Entre as doenças respiratórias que mais afetam os portugueses encontram-se a Doença Pulmonar Obstrutiva Crónica (DPOC), a Asma Brônquica, as Neoplasias Pulmonares, as Pneumonias, as Fibroses Pulmonares, as Bronquiectasias e a Tuberculose.
“No entanto, há outras que são também relevantes, como as Embolias pulmonares, a Hipertensão Pulmonar de várias causas, o Síndroma de apneia obstrutiva do sono, as Doenças Neuromusculares e as Doenças deformativas da parede tóracica que são causas de insuficiência respiratória e implicam, muitas vezes, a necessidade de utilização de oxigénio e mesmo de ventilação mecânica para que os doentes tenham boa qualidade de vida”, acrescenta o pneumologista.
No Inverno, com temperaturas mais baixas e com níveis de humidade elevados, aumenta a probabilidade de agravamento da doença respiratória crónica, uma vez que estes doentes estão mais susceptíveis a infeções respiratórias, como a pneumonia.
“O frio é um irritante brônquico e por isso facilitador ao aparecimento das doenças respiratórias”, revela António Carvalheira Santos.
“A correta manutenção da terapêutica brônquica prescrita e a vacinação da gripe e das pneumonias devem ser encaradas como primordiais.
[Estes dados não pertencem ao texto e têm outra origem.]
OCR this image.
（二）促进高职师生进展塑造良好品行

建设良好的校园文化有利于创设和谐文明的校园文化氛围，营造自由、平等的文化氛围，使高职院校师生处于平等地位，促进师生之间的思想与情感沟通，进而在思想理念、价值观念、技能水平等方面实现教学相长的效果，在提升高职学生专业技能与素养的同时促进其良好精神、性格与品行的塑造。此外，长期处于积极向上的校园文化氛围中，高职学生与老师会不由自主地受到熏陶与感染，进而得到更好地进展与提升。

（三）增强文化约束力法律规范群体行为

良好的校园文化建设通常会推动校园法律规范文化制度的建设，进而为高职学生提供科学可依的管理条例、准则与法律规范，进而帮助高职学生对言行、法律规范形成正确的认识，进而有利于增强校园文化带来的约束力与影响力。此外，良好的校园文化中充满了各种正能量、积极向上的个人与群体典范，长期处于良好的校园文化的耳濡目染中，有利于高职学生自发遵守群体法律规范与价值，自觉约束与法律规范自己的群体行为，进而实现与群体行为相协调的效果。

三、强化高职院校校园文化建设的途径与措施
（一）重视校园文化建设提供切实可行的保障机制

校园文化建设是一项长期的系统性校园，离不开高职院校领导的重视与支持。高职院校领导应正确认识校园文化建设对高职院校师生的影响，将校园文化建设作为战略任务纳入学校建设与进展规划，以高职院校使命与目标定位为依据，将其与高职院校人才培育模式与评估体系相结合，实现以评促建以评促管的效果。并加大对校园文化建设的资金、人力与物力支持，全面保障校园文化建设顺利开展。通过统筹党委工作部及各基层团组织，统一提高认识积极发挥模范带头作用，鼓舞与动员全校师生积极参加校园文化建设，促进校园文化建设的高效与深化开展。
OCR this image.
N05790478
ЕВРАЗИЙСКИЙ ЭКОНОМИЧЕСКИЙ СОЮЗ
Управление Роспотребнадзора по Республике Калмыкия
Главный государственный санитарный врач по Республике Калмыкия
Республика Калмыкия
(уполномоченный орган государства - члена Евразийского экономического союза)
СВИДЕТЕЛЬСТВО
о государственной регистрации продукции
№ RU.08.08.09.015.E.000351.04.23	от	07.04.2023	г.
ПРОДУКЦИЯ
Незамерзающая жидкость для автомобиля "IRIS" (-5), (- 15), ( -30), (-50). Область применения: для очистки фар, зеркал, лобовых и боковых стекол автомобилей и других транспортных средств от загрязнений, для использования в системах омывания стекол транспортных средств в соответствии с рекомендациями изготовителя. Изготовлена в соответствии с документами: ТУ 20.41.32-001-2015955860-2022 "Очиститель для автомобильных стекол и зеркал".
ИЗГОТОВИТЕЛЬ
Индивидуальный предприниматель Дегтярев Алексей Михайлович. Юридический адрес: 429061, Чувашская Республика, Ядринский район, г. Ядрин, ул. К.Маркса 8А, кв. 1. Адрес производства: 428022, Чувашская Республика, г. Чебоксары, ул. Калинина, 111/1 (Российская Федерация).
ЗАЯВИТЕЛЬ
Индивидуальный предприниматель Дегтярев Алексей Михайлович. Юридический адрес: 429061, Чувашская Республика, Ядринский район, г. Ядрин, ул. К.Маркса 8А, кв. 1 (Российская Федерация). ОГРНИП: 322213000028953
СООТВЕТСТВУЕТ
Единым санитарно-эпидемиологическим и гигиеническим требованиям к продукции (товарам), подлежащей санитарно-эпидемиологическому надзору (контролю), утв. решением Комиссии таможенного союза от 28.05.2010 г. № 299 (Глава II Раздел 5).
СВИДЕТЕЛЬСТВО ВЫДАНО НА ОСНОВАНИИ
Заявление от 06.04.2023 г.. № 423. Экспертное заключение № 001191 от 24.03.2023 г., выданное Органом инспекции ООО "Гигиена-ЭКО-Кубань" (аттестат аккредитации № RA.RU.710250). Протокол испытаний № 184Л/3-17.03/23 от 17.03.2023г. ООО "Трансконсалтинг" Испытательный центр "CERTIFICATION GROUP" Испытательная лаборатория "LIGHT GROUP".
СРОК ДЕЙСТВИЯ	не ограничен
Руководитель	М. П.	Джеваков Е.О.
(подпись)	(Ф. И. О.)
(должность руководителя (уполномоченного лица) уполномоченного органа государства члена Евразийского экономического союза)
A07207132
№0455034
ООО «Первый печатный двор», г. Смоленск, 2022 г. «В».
A limpeza das vias aéreas é outro cuidado a ter”, assinala.
Por outro lado, entre as medidas que podem evitar o agravamento da doença está a reabilitação respiratória.
Para o especialista a reabilitação respiratória é uma componente fundamental no tratamento do doente respiratório crónico. “Tem sido alvo de particular atenção pelos investigadores nos últimos 10 anos e é, atualmente, apontada como uma intervenção de primeira linha no tratamento da DPOC estável, classes B, C e D da GOLD, bem como em doenças respiratórias crónicas propiciando a diminuição dos sintomas, melhoria na funcionalidade, capacidade de exercício e qualidade de vida e na autonomia da gestão da doença”, revela.
“Um programa de reabilitação respiratória tem como objetivos proporcionar a diminuição das incapacidades físicas e psicológicas causadas pela doença respiratória através da melhoria da aptidão física e mental, alteração de comportamentos de agravamento, promovendo a reintegração social e capacitando o doente para a gestão integrada da sua doença”, explica o médico pneumologista.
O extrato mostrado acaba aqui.